Privacy secures market

Lawrence High alumni build shredding business

? The 36-inch-wide line of metal doesn’t look all that menacing, or at least not until it starts moving.

The razor teeth roll in place, juiced by a 200-horsepower engine built especially for this niche business in an Olathe industrial park.

Bales of shredded office paper about 60 tons of it pile up behind Mark LaPoint, sales manager of Security-Shred in Olathe. Below, LaPoint grabs a handful of the finished product, cut into half-inch strips. The company shreds about 1.3 million pounds of paper a month.

The contraption’s canvas conveyor belt acts as a giant tongue, licking up piles of paper bank statements, credit-card receipts, police reports and more that have been tagged for munching by the most powerful shredder in the Midwest.

The machine is so hungry that it takes a Bobcat loader to handle all the food, one scoop at a time.

“We’re doing close to 500 tons a month, and we’re capable of doing a lot more,” said Mark LaPoint, a Lawrence resident funneling files of medical records into the beast just off Interstate 35. “The trick is keeping it fed.”

The massive metallic mouth is the power behind Security-Shred, an operation that can chew up 2 million pieces of paper each hour and spit them out into harmless half-inch strips, their sensitive information digested and pressed into massive bales for disposal.

And while notable shred sessions pop up every now and then such as Arthur Andersen’s recent disposal of Enron Corp. documents the true interest in the process is considerably more long term.

The shredding industry is feeding off of a growing market for secure disposal of sensitive documents and information. With federal laws tightening the privacy of financial data and health documents, and cases of identity theft becoming more common, the demand for Security-Shred and similar operations increases daily.

Security-Shred started in 1994 with a single shredder truck handling 20,000 pounds of paper each month. Since then the company has destroyed more than 100,000 tons of paper, a load that outweighs the displacement of a fully loaded U.S. Navy Nimitz-class aircraft carrier, the world’s largest warship.

Taking the lead

And Security-Shred isn’t getting any smaller, with volumes increasing at least 25 percent a year.

“Our industry is one of the very few newer, emerging industries that continues to grow with a slowing economy,” said owner Mike Bender, who graduated in 1987 from Lawrence High School. “Our industry is not going to grow like the Internet did we’re definitely the tortoise and not the hare but our little tortoise is still cruising along while other industries are not moving at all.”

Individual consumers are growing more concerned about their personal information, especially as identity theft becomes more prevalent, said Robert Johnson, executive director of the National Association for Information Destruction in Phoenix. Businesses also are scrambling to protect their proprietary information, ranging from scribbles on a phone message pad to detailed plans for a new product.

Lawmakers increasingly are wading into the fray, he said, with some even mandating the shredding of documents in particularly sensitive cases.

“The future of this business is very promising,” Johnson said.

Security-Shred already has more than 1,500 customers in the Kansas City region, including more than two dozen in Lawrence. Among them are Douglas County, Lawrence Memorial Hospital, Golf Course Superintendents Association of America, Lawrence Chamber of Commerce, LRM Industries, Lawrence school district, Warren-McElwain Mortuary and Dillons and SuperTarget pharmacies.

Security savings

Businesses keep locked containers in their offices that are dedicated for papers deemed necessary for shredding. Security-Shred officials bring a shredding truck to the site or load the boxes for destruction in the massive shredder in Olathe.

Either way, it’s a welcome service for the customers involved. At Douglas County Bank, all papers with numbers or identification marks are heaped into bins for shredding.

“It saves us a tremendous amount of time,” said Pat Slabaugh, executive vice president for the bank, a Security-Shred customer for about five years. “We were doing our own shredding, then hauling it off and having the county bury it all.
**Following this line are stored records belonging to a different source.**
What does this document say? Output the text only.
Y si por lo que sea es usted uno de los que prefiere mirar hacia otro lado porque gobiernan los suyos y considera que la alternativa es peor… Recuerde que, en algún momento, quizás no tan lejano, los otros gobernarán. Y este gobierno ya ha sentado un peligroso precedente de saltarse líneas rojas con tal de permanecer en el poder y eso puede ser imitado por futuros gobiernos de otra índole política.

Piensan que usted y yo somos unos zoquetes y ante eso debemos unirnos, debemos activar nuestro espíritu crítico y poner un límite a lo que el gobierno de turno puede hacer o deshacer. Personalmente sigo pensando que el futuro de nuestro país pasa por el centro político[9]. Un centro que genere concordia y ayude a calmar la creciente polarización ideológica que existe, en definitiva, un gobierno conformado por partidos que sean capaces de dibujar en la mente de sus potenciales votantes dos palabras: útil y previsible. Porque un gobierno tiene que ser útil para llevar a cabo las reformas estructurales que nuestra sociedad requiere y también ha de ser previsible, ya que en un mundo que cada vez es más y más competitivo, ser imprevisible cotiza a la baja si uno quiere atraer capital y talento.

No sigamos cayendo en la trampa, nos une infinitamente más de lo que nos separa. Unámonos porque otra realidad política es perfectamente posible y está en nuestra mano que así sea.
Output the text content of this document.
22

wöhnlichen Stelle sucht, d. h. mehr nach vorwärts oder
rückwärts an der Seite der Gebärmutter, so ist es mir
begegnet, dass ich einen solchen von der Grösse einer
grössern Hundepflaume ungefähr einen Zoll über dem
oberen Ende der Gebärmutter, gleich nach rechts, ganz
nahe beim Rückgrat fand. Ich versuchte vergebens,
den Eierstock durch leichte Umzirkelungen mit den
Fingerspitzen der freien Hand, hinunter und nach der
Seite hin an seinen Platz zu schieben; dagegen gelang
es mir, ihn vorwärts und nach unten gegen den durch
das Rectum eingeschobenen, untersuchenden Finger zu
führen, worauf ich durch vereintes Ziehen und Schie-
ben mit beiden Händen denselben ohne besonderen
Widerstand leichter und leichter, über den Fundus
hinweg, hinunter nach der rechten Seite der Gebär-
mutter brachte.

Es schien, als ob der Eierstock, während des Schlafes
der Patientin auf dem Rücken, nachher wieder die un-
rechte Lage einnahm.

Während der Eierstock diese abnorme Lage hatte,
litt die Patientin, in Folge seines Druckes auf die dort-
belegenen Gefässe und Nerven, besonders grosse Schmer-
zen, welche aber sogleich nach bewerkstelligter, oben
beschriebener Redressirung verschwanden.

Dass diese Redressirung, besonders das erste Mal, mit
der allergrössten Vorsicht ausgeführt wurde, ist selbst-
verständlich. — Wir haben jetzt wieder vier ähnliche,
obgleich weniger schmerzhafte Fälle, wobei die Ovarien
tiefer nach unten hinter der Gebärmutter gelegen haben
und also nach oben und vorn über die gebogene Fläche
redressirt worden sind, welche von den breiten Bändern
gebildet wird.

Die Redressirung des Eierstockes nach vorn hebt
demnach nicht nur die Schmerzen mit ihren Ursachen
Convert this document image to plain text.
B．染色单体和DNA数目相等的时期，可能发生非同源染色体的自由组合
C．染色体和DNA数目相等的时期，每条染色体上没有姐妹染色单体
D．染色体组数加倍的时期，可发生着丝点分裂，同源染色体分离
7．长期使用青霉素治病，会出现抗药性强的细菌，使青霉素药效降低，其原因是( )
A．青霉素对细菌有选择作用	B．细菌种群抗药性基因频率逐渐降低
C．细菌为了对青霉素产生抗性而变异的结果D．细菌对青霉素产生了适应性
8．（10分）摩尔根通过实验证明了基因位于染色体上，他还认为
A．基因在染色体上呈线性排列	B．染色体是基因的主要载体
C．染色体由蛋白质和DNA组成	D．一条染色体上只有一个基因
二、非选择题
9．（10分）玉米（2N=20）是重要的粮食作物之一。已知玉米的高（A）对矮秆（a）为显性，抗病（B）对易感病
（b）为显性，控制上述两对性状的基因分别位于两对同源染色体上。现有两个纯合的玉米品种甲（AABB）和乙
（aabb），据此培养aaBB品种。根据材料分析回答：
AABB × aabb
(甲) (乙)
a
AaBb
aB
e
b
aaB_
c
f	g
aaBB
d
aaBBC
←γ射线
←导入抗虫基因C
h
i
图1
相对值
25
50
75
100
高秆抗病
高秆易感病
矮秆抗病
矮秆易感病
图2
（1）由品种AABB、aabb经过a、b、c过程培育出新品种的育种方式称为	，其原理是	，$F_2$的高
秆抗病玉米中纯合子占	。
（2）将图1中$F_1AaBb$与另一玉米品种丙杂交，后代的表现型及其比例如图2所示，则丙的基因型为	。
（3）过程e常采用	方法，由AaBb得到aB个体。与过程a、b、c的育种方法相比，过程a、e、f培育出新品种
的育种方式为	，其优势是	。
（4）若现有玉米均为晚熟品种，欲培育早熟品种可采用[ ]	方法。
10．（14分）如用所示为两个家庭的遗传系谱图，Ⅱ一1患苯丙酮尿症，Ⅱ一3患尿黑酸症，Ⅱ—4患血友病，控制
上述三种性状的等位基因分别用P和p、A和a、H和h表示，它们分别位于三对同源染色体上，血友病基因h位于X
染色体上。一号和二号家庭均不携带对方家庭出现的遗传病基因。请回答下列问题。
That’s not very productive. It’s time-consuming.”

Contracting the work out saves the bank 25 percent to 40 percent on its document-destruction costs, Slabaugh said, but the real value comes through the knowledge that the information is being disposed of properly. Security-Shred is fully bonded, insured and secure.

“It gives us some peace of mind,” he said. “These guys were very forward thinking. They saw an opportunity to start this company, and they’ve done a good job. They’re very conscientious. They’re always on time and they take care of you.”

The Lawrence Police Department uses Security-Shred to destroy old police reports, notes used in court even business solicitations from office supply companies.

“It’s essential,” Sgt. Mike Pattrick said. “If we had to keep each copy that we’ve disseminated, we wouldn’t have any space.”